Coliloquy co-founder Lisa Rutherford argues that the intrusion of democracy into the creative process is nothing new. Successful authors, she says, have always been receptive to the sensibilities and requirements of their audiences. “Our feedback mechanism has just sped up the process,” she says. “Often authors go, ‘Oh, I never thought of that,’ or, ‘I can’t believe everyone chose that. Maybe I should tell it a different way.’ It is certainly not minimizing the writing craft.”
Movies are being subjected to similar levels of scrutiny. The streaming site Netflix, for one, has based its business model on sifting through data on a granular level, fine-tuning its preference-tracking ability to the extent that it can predict what a person might want to watch at a particular time. Now, having entered the business of content creation, it will use its vast reserves of data to help it decide which kinds of shows will work and which won’t.
When Netflix spent an exorbitant $100 million on producing last year’s “House of Cards,” for instance, its decisions were informed by a network of data points that would have had a CIA analyst reaching for the Advil. Later, when the company decided to resurrect “Arrested Development,” it didn’t just know how many people were streaming episodes of previous shows—it literally knew their names.

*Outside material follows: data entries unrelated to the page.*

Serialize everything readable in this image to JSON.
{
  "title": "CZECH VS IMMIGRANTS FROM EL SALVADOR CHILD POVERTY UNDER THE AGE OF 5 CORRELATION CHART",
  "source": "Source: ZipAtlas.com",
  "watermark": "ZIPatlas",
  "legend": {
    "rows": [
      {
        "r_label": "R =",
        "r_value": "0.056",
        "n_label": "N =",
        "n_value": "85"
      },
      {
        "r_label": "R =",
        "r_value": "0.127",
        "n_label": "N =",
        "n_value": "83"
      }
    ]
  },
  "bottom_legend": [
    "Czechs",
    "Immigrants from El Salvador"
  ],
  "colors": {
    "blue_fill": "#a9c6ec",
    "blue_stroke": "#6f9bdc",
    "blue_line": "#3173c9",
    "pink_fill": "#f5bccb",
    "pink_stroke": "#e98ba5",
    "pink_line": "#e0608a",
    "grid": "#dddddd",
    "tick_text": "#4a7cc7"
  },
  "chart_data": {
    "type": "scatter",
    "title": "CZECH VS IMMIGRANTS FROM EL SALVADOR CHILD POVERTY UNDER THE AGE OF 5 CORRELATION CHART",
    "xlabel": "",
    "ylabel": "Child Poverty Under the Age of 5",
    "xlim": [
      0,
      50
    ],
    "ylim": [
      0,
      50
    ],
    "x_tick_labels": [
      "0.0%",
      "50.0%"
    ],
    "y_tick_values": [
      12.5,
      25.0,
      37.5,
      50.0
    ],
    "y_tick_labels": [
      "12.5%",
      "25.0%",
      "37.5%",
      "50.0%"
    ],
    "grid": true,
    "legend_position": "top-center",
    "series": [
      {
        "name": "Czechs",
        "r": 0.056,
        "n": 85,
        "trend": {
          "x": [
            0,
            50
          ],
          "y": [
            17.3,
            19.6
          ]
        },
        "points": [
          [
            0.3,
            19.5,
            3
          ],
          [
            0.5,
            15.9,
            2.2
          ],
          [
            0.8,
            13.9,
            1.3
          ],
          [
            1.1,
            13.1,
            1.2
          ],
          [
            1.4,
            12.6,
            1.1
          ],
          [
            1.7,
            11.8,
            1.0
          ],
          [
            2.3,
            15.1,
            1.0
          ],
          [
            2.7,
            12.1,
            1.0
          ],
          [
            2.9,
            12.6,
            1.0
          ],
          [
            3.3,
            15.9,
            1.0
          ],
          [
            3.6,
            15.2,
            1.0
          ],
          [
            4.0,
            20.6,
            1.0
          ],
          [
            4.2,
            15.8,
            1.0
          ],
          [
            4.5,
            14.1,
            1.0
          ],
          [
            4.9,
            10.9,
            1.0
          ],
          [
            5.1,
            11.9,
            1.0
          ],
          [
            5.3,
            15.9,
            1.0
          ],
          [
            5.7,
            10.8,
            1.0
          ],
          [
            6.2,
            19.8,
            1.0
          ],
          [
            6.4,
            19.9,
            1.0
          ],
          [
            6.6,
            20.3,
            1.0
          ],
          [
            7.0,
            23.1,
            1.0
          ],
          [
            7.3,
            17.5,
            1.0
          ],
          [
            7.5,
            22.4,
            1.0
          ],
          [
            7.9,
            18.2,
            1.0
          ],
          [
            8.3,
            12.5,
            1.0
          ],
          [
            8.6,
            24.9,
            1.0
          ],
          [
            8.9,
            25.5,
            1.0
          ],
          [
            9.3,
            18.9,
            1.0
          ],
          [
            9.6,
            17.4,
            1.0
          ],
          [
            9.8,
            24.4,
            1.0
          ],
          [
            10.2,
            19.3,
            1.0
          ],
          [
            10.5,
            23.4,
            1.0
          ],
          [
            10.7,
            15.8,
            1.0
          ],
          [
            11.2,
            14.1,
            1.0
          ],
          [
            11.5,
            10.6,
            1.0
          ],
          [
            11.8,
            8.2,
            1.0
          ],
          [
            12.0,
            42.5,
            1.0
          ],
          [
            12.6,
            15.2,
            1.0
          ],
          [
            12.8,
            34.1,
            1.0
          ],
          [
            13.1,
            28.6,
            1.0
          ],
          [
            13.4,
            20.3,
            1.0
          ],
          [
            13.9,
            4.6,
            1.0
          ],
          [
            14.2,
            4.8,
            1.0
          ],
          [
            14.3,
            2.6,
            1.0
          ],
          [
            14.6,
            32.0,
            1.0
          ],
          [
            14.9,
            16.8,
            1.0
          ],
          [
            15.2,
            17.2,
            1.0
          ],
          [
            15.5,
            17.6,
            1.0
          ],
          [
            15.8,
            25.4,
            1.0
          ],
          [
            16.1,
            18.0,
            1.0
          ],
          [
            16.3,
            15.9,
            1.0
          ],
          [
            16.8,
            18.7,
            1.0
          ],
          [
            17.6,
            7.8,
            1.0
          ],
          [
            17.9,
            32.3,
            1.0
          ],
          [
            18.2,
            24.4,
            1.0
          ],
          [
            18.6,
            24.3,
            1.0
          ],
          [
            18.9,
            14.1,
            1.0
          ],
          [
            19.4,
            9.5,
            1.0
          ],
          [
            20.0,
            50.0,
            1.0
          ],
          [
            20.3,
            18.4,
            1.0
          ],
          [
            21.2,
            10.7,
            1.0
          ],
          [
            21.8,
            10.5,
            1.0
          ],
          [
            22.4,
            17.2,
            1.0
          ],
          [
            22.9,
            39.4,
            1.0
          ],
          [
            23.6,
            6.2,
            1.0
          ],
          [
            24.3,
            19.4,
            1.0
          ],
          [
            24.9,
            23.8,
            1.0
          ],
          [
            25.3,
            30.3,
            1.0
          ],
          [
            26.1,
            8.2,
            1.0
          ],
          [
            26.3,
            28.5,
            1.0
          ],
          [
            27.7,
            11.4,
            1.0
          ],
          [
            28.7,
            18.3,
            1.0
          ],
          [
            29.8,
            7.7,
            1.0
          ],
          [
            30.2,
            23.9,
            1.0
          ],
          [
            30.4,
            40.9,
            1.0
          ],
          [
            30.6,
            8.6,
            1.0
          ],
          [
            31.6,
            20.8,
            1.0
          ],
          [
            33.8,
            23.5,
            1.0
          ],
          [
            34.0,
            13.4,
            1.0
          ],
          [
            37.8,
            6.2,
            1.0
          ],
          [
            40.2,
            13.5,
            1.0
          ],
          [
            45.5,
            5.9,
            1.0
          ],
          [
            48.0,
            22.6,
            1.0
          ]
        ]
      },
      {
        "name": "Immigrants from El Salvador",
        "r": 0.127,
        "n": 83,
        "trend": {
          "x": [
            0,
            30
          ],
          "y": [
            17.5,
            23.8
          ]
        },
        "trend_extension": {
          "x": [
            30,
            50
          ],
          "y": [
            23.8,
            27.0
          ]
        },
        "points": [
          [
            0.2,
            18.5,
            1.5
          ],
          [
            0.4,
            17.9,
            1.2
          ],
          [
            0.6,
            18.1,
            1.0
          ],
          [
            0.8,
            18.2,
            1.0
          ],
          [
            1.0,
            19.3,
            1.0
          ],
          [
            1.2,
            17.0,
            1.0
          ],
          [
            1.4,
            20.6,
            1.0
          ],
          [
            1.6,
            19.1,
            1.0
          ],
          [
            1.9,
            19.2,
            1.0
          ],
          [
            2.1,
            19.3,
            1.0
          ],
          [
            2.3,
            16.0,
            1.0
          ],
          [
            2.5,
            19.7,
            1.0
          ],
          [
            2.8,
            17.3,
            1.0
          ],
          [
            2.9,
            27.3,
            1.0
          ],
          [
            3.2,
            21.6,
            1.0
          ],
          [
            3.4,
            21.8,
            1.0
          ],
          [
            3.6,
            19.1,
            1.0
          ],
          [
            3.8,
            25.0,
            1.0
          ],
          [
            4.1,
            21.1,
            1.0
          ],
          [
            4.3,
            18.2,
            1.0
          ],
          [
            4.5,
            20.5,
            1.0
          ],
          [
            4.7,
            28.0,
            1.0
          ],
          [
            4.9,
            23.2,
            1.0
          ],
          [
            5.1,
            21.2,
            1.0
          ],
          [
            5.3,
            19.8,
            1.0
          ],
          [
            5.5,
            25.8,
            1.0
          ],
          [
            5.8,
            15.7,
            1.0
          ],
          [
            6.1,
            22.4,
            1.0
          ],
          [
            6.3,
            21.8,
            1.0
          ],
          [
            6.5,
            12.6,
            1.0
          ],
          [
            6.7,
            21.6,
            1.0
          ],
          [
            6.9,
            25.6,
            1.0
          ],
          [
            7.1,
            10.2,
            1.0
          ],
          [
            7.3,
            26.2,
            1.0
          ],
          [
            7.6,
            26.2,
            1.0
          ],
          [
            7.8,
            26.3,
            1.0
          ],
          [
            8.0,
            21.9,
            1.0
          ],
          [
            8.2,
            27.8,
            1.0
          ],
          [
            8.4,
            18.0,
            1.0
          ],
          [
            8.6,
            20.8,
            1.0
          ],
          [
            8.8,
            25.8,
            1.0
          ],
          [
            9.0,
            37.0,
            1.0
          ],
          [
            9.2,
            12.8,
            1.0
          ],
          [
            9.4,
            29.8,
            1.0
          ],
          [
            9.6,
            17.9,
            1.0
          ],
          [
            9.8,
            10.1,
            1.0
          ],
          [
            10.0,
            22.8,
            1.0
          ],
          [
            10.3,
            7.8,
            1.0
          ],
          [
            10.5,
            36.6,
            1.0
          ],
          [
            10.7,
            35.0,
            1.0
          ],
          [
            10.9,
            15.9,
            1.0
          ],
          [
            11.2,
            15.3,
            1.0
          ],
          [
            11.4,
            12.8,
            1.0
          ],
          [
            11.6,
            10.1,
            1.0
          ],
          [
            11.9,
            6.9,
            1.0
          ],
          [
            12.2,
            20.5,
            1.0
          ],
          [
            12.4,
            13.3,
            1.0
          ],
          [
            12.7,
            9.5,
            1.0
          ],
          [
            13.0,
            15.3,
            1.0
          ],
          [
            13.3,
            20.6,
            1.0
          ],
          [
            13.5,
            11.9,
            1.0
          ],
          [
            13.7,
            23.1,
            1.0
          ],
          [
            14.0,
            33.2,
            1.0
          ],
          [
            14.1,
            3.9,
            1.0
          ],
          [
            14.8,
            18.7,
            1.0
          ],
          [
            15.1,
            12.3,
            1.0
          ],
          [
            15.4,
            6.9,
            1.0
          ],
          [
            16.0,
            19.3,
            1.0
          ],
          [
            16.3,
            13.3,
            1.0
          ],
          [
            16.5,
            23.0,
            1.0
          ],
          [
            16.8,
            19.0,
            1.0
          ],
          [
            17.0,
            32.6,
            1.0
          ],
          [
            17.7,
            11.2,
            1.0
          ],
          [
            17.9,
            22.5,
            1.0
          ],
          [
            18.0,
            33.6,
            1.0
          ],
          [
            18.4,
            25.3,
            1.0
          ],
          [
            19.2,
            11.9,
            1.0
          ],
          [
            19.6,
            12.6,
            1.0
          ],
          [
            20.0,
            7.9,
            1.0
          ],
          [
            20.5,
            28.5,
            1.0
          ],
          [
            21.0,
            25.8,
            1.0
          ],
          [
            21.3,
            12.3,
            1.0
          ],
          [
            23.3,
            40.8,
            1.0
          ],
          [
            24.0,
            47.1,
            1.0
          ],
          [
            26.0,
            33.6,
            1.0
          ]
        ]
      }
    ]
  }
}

This isn’t synergy between marketing and creative; it’s a merger.
There’s a scramble among conventional film companies, too, to hop on the metrics bandwagon. Epagogix, a U.K. consulting firm, uses “bespoke neural networks” built with self-generated data to help Hollywood studios develop scripts. “We recommend changes, like location or the size of a character’s role,” says CEO Nick Meaney, “to make the best film.”
The idea that a machine might have anything useful to say about such matters is, for many people, either abhorrent or absurd. Not so for Meaney. “I think we’re the writer’s best friend,” he says. “We point out what an editor might have said to Charles Dickens. Can an entire industry ignore analysis in favor of gut instinct?”
A moment later, when asked whether his company might have suggested a different ending for Casablanca, Meaney doesn’t skip a beat. “Probably,” he says. “But remember, when that film was first released, not that many people liked it.”
London-based editor and writer BOYD FARROW feels obliged to reveal that this article was written with the aid of a slide rule.